Some may define good literature as what grabs the most attention, or simply what people like the most, but I must say that after the haze wore off, I found myself quite unimpressed with the series.

I will begin by praising Stephenie Meyer's story-telling abilities. Her originality and her ability to weave a pretty tale are both impressive. She takes an otherwise unknown town and turns it into almost a magical kingdom of fantastical creatures, and I applaud her for her creativity. What truly kills my fascination with the books, though, is the way she presents the epic love between the main character, Bella Swan, and Edward Cullen. Bella is quite ordinary, and not extremely remarkable. This is standard - Meyer takes someone ordinary, and sends the character through a vortex of a journey that transforms her to something extraordinary. The skewed idea of love is why Bella falls for the notoriously beautiful and brilliant Edward Cullen. She knows he is a vampire, but she is still attracted to him for his beauty and charm. As human and as ordinary as she is, she is lucky that he even gives her a second thought. However, the only reason Edward gives Bella a second thought is that he wants to drink her blood. Charming? No. A turn on? Absolutely not. The way Bella reacts to this knowledge is unhealthy she remains attracted to Edward even though their love is dangerous. He could kill her in a snap if his more animal-like vampire instincts start taking over. He claims that he has practiced a century of self-control and abstinence, but the fact remains that he was only attracted to Bella in the first place because of her blood. Bella seems not to care, as long as he is attracted to her.

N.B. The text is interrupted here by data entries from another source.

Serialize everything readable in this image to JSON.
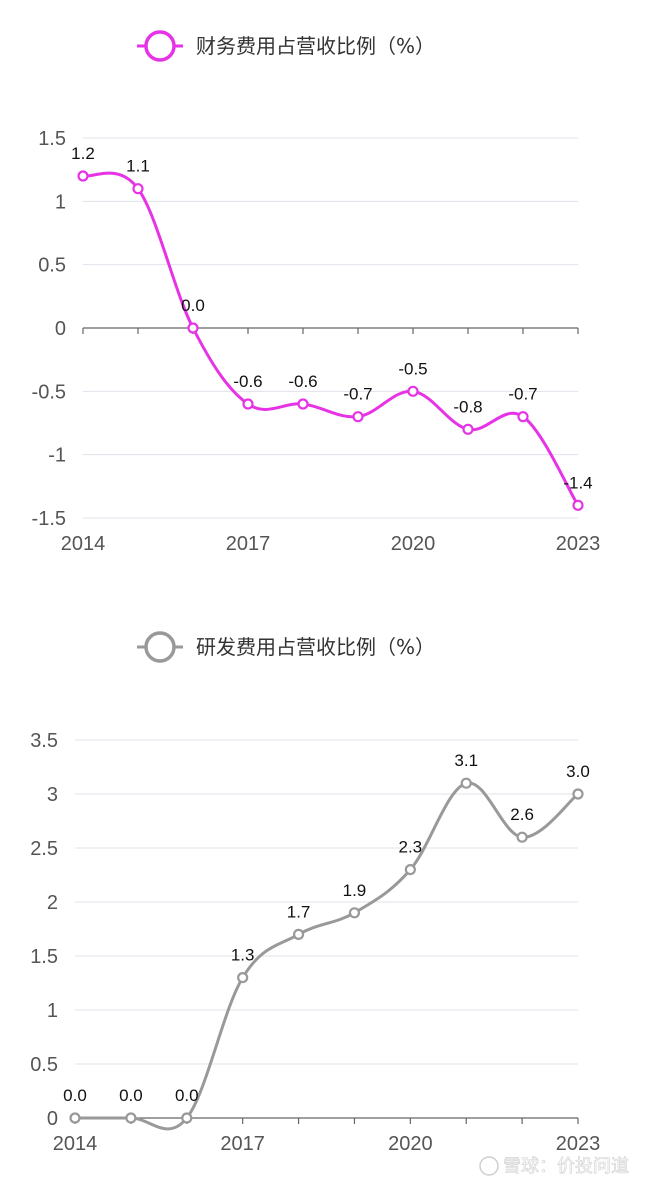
{
  "chart_data": [
    {
      "type": "line",
      "legend": "财务费用占营收比例（%）",
      "color": "#e633e6",
      "x": [
        "2014",
        "2015",
        "2016",
        "2017",
        "2018",
        "2019",
        "2020",
        "2021",
        "2022",
        "2023"
      ],
      "x_tick_labels": [
        "2014",
        "2017",
        "2020",
        "2023"
      ],
      "values": [
        1.2,
        1.1,
        0.0,
        -0.6,
        -0.6,
        -0.7,
        -0.5,
        -0.8,
        -0.7,
        -1.4
      ],
      "data_labels": [
        "1.2",
        "1.1",
        "0.0",
        "-0.6",
        "-0.6",
        "-0.7",
        "-0.5",
        "-0.8",
        "-0.7",
        "-1.4"
      ],
      "y_tick_labels": [
        "1.5",
        "1",
        "0.5",
        "0",
        "-0.5",
        "-1",
        "-1.5"
      ],
      "ylim": [
        -1.5,
        1.5
      ],
      "grid": true,
      "smooth": true,
      "legend_position": "top"
    },
    {
      "type": "line",
      "legend": "研发费用占营收比例（%）",
      "color": "#999999",
      "x": [
        "2014",
        "2015",
        "2016",
        "2017",
        "2018",
        "2019",
        "2020",
        "2021",
        "2022",
        "2023"
      ],
      "x_tick_labels": [
        "2014",
        "2017",
        "2020",
        "2023"
      ],
      "values": [
        0.0,
        0.0,
        0.0,
        1.3,
        1.7,
        1.9,
        2.3,
        3.1,
        2.6,
        3.0
      ],
      "data_labels": [
        "0.0",
        "0.0",
        "0.0",
        "1.3",
        "1.7",
        "1.9",
        "2.3",
        "3.1",
        "2.6",
        "3.0"
      ],
      "y_tick_labels": [
        "3.5",
        "3",
        "2.5",
        "2",
        "1.5",
        "1",
        "0.5",
        "0"
      ],
      "ylim": [
        0,
        3.5
      ],
      "grid": true,
      "smooth": true,
      "legend_position": "top"
    }
  ],
  "watermark": "雪球：价投问道"
}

Secondly, though the way Meyer exemplifies the importance of true love is admirable, there is far too much focus on glorifying the idea of immortality. Bella wishes to be made a vampire, and therefore immortal, because she wants to stay with Edward forever. She is willing to give up all the beautiful human experiences, her family, and friends, to live forever. Immortality is something that we, as humans, can never have in this world outside the pages of books. The fact that we can't have it makes it all the more appealing. Now, writing about immortality in fictional scenarios isn't necessarily wrong, but the way one writes about it can be potentially poisonous. Bella longs for immortality and a possibly damned soul over her friends and family which demonstrates unbelievable selfishness.

In conclusion, while Twilight is well-written and a literary sensation, it's glorification of disturbing love and immortality makes for an almost unhealthy read.